Erdogan sur le terrain pour l'inauguration du nouveau stade

Basaksehir évolue également en orange – hasard ou non, les mêmes couleurs que l'AKP – et prend ses quartiers dans le tout nouveau stade Fatih Terim. Le 26 juillet 2014, lors du match inaugural, Recep Tayyip Erdogan est présent en personne sur le terrain.

La passion du football de celui qui était alors Premier ministre de la Turquie n'est pas nouvelle : dans sa jeunesse, l’actuel chef de l’État a évolué à un niveau semi-professionel au sein du Kasimpasa et était même surnommé "imam Beckenbauer". Et pour son apparition sous le maillot de Basaksehir, Recep Tayyip Erdogan inscrit même un triplé. Son maillot – le numéro 12 car il était le favori pour devenir le 12e président de la Turquie – est ensuite retiré de l'équipe, une tradition réservée habituellement aux légendes d'un club.

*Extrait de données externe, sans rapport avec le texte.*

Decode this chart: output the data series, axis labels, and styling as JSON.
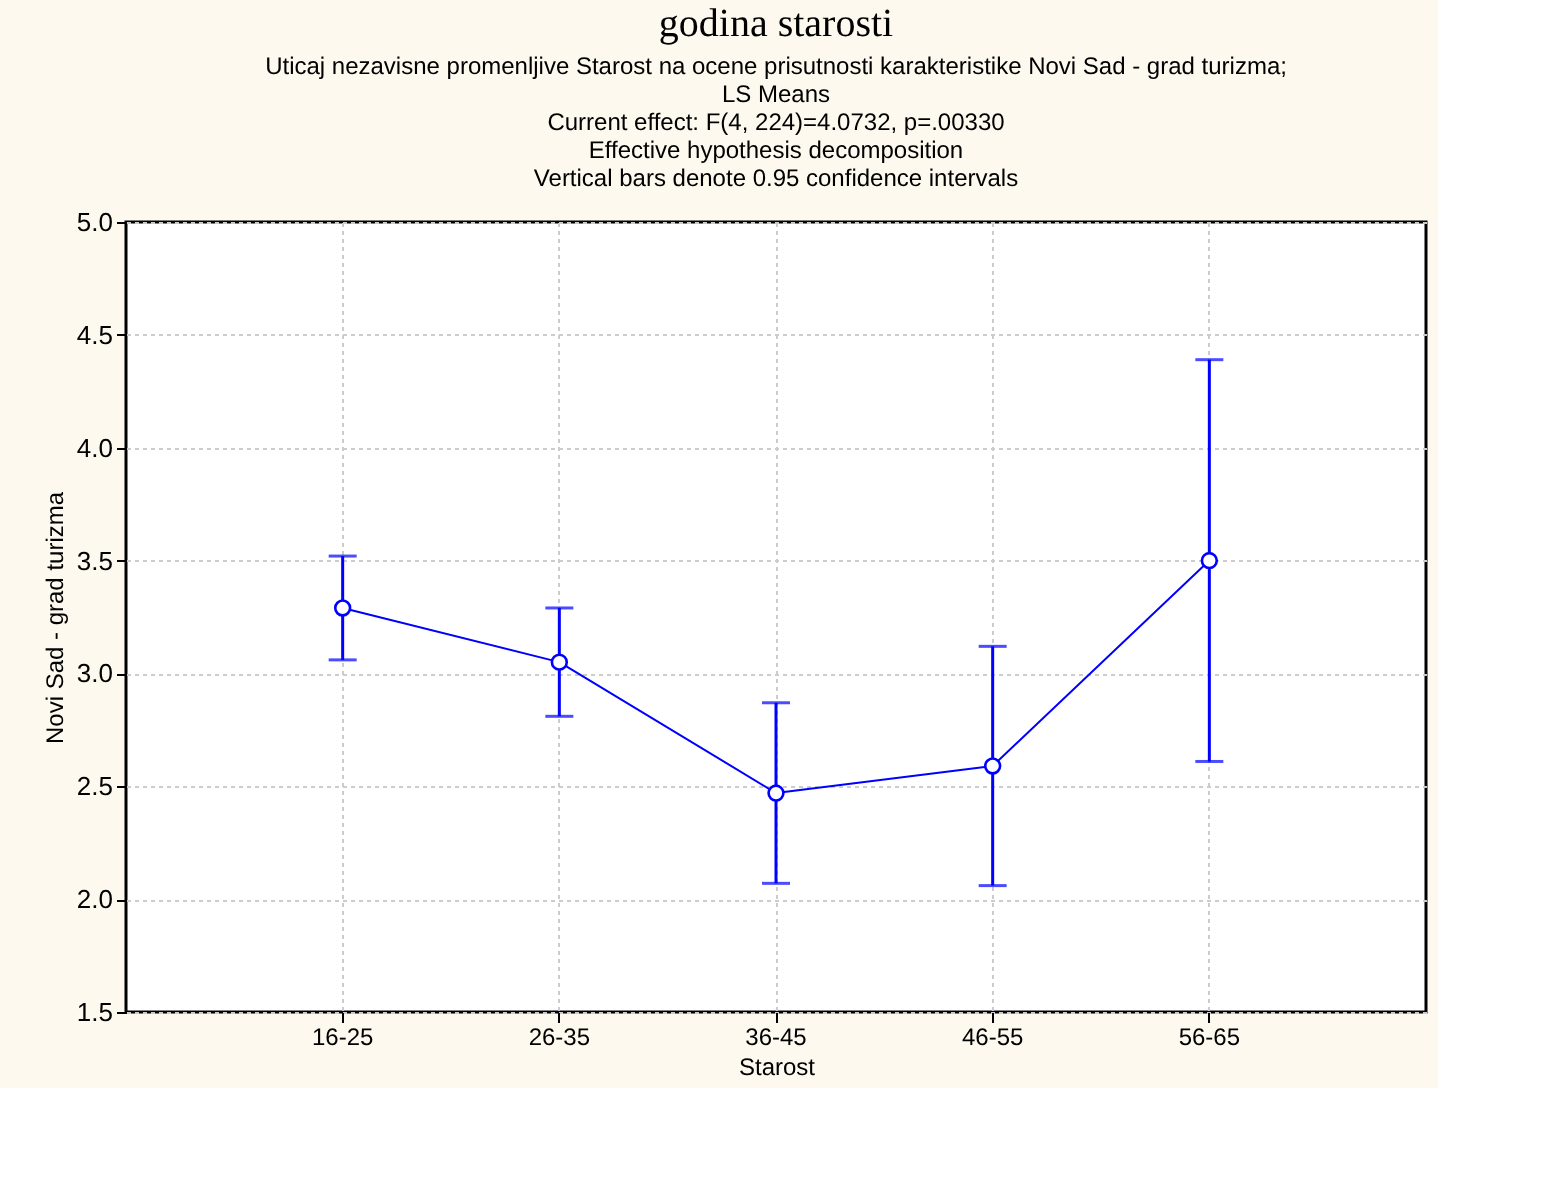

Basaksehir connaît alors une fulgurante montée en puissance sous la houlette, notamment, de l'ancien entraîneur de la sélection turque, Abdullah Avci. Le club stambouliote bénéficie également de la perfusion financière d’investisseurs qui ont permis au club d'attirer des grands noms européens sur le déclin. Emmanuel Adebayor, Gaël Clichy, Robinho… Dans l'effectif champion la saison dernière, 18 des 26 joueurs sont de nationalité étrangère. Mais la figure de proue de l'équipe reste Arda Turan, véritable idole en Turquie et fidèle soutien de Recep Tayyip Erdogan, qui est venu du FC Barcelone pour rejoindre le club du président.

Cependant, si la réussite sportive est là, le club peine à gagner en popularité. Le stade Fatih Terim sonne toujours creux. L’affluence moyenne ne dépasse pas 3 000 personnes – la douzième de Turquie– alors qu'il est conçu pour 17 000 personnes. "On ne peut pas non plus inventer un club et pousser ce club à la popularité en utilisant sa puissance politique. C’était le but d'Erdogan avec Basaksehir, mais en Turquie, ça ne marche pas comme ça", avait encore décrit Daghan Irak sur France TV sport. "Un citoyen peut soutenir de manière fanatique Erdogan politiquement et continuer à supporter Galatasaray, Fenerbahçe ou Besiktas. Ce n’est pas incompatible."

Pas le droit à l’erreur pour le PSG

Pour sa première participation à la phase des poules de C1, le petit poucet turc a été relativement malchanceux, puisqu'il a hérité de Leipzig, du Paris Saint-Germain et de Manchester United comme adversaires. Sportivement, le fossé est béant entre le Basaksehir, néophyte absolu en Ligue des champions, et le Paris SG, finaliste de la dernière édition. De quoi mettre la pression sur l'entraîneur parisien et ses joueurs, pour qui l'échec à Istanbul est interdit.

Les Parisiens restent en effet sur une entrée en matière manquée, mardi dernier, à domicile, face à Manchester United (défaite 2-1), loin du visage qu'ils avaient montré en août pour se hisser en finale de la C1, vaincus seulement par l'intouchable Bayern Munich (1-0).

Tout autre résultat qu'un succès laisserait l'opportunité d'accentuer leur avance aux concurrents du groupe H, Manchester United et Leipzig, qui s'affrontent mercredi en Angleterre. Thomas Tuchel pourra en tout cas compter en attaque sur trois de ses "Quatre Fantastiques", Neymar, Angel Di Maria et Kylian Mbappé. Seul Mauro Icardi, blessé, manquera à l'appel, tout comme Marco Verratti et Leandro Paredes.